Он привёл его к старому зданию начальной школы, которую закрыли на реконструкцию в одном из бедных кварталов. Окна были заколочены фанерой, а забор зиял дырами. Они пролезли внутрь, пробираясь через горы строительного мусора и вдыхая запах сырой штукатурки.
В центре заброшенного актового зала, залитого призрачным лунным светом, стояло оно — старое, почерневшее от времени пианино марки Samick. Его лак потрескался, а на крышке лежали толстые слои пыли.
— Оно расстроено, Джинни, — вздохнул Феликс, проводя пальцами по клавишам, которые отозвались глухим, дребезжащим звуком.
— Это неважно, — Хёнджин сел на край сцены, подтянув колени к подбородку. — Для меня оно будет звучать как лучший рояль в мире, если на нём будешь играть ты.

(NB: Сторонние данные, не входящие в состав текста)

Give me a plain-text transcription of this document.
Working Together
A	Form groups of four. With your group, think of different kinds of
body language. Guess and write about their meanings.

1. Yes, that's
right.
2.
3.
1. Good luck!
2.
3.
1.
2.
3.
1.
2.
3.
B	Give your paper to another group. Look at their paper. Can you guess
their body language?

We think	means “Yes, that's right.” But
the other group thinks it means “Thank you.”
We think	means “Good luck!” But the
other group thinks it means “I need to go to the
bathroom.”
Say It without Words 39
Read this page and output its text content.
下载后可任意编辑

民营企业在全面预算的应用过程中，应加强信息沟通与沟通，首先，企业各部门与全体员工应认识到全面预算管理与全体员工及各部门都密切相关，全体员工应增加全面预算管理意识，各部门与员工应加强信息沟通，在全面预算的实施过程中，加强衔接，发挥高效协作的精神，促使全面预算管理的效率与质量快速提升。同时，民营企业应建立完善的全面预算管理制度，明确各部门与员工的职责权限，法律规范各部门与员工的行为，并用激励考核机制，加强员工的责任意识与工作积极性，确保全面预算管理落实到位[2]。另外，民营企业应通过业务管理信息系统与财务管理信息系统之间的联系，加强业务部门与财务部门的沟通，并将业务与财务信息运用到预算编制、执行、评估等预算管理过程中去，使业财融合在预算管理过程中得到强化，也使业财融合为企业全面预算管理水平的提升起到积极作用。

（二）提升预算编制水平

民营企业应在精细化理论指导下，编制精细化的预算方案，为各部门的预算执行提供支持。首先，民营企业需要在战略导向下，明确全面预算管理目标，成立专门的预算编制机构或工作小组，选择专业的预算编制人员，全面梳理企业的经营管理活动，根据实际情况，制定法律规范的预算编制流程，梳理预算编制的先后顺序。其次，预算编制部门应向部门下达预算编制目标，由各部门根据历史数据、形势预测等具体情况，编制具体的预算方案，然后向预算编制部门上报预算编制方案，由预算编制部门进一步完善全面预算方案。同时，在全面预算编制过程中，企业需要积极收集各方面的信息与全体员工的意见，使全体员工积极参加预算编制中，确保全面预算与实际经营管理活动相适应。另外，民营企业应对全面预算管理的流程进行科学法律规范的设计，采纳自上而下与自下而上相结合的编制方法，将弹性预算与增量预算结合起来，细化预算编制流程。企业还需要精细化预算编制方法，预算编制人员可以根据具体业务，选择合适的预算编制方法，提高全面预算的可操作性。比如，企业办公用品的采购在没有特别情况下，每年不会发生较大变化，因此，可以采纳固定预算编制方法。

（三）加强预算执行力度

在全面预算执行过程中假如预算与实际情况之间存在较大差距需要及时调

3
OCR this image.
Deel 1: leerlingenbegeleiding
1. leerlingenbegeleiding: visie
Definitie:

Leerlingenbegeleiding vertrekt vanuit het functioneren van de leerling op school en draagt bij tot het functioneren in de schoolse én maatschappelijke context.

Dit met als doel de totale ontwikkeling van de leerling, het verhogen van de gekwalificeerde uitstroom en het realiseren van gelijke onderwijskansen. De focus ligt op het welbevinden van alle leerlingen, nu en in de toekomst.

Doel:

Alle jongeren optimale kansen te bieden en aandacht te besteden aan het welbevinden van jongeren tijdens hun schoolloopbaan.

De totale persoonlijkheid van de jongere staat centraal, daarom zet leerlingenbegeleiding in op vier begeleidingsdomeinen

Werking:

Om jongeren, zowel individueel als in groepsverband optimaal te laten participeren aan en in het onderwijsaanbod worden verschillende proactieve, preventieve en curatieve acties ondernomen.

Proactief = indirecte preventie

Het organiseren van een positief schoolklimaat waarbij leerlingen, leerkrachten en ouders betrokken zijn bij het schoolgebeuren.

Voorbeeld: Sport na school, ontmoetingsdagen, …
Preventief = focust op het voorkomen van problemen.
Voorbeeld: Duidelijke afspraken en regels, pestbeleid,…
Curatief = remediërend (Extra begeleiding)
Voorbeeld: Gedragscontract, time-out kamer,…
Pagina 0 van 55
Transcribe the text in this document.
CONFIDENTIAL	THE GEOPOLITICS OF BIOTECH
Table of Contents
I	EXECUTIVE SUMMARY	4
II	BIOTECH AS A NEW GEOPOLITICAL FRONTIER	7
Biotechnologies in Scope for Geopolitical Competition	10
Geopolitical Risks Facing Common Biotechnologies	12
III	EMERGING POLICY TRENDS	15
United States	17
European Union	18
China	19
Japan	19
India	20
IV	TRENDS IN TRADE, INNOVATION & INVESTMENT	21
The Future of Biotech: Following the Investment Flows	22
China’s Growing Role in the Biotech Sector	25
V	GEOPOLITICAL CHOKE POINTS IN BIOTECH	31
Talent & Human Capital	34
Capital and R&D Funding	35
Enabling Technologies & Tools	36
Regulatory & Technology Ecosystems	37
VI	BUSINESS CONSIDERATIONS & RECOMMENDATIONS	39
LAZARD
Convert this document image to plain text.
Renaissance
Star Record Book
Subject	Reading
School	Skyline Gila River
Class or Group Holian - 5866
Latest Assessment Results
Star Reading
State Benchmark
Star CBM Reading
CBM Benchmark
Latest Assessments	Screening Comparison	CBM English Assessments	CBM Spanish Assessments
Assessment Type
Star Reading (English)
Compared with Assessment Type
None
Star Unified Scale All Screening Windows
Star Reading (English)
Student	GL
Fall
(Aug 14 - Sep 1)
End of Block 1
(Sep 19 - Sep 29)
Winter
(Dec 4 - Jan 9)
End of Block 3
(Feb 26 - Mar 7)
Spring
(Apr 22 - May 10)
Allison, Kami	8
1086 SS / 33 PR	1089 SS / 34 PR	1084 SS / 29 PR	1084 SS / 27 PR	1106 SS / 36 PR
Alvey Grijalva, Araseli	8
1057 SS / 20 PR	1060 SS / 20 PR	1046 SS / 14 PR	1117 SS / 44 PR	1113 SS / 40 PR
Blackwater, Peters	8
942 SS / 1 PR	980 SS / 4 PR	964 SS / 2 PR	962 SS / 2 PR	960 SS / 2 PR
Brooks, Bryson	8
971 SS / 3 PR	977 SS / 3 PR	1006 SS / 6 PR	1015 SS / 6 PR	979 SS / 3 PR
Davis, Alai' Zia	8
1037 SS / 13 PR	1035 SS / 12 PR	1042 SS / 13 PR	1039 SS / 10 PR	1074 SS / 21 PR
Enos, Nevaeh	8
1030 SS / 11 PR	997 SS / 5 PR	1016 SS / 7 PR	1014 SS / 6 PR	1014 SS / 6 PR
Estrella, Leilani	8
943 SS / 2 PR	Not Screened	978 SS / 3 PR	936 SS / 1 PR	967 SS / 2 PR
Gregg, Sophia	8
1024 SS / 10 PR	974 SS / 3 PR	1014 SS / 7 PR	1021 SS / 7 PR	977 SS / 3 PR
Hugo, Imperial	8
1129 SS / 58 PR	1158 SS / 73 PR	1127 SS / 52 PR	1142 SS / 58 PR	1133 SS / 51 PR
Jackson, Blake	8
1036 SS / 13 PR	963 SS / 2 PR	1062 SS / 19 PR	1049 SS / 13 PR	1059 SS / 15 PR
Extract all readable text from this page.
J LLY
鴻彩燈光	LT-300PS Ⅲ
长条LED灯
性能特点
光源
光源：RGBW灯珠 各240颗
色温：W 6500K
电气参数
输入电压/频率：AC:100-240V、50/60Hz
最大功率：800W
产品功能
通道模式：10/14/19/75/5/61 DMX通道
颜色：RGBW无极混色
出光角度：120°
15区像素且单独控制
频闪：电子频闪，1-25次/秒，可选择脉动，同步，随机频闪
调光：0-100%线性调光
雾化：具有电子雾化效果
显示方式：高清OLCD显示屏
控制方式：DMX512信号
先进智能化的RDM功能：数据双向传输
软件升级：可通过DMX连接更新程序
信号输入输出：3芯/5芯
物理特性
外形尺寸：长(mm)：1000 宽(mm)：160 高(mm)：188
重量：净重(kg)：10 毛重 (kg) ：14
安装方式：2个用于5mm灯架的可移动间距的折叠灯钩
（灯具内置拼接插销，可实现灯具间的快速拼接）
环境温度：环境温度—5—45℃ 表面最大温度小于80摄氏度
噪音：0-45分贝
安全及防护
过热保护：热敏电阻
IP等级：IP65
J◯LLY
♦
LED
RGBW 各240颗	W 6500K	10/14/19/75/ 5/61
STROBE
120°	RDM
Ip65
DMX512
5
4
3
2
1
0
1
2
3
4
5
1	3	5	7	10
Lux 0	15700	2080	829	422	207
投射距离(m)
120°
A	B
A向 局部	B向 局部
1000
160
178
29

Феликс сел на колченогий табурет. Он начал играть "Лунную сонату" Бетховена. Инструмент действительно фальшивил, некоторые клавиши западали, издавая жалобный стон вместо чистой ноты, но в акустике пустого, гулкого зала это звучало невероятно — словно сама школа плакала вместе с ними.
Хёнджин не сводил с него глаз. В ту ночь он не рисовал — он просто слушал. Он видел, как Феликс преображается: как исчезает его робость, как выпрямляется спина, как его пальцы, еще целые и сильные, уверенно танцуют по клавишам. Для Хёнджина этот момент был моментом абсолютного преклонения перед талантом Феликса.
— Ты слышишь? — прошептал Феликс, закончив играть. Его дыхание было тяжелым, а глаза сияли. — Оно живое. Оно откликается.
Хёнджин подошел к нему сзади и положил руки на плечи, наклонившись к самому уху.
— Ты делаешь этот мир живым, Ликс. Наступит день, когда ты будешь играть в главном зале Сеула. И ты не будешь прятаться в заброшенных школах.
Феликс тогда обернулся и поцеловал его. Это был поцелуй, пропитанный пылью и обещаниями, которые казались тогда незыблемыми.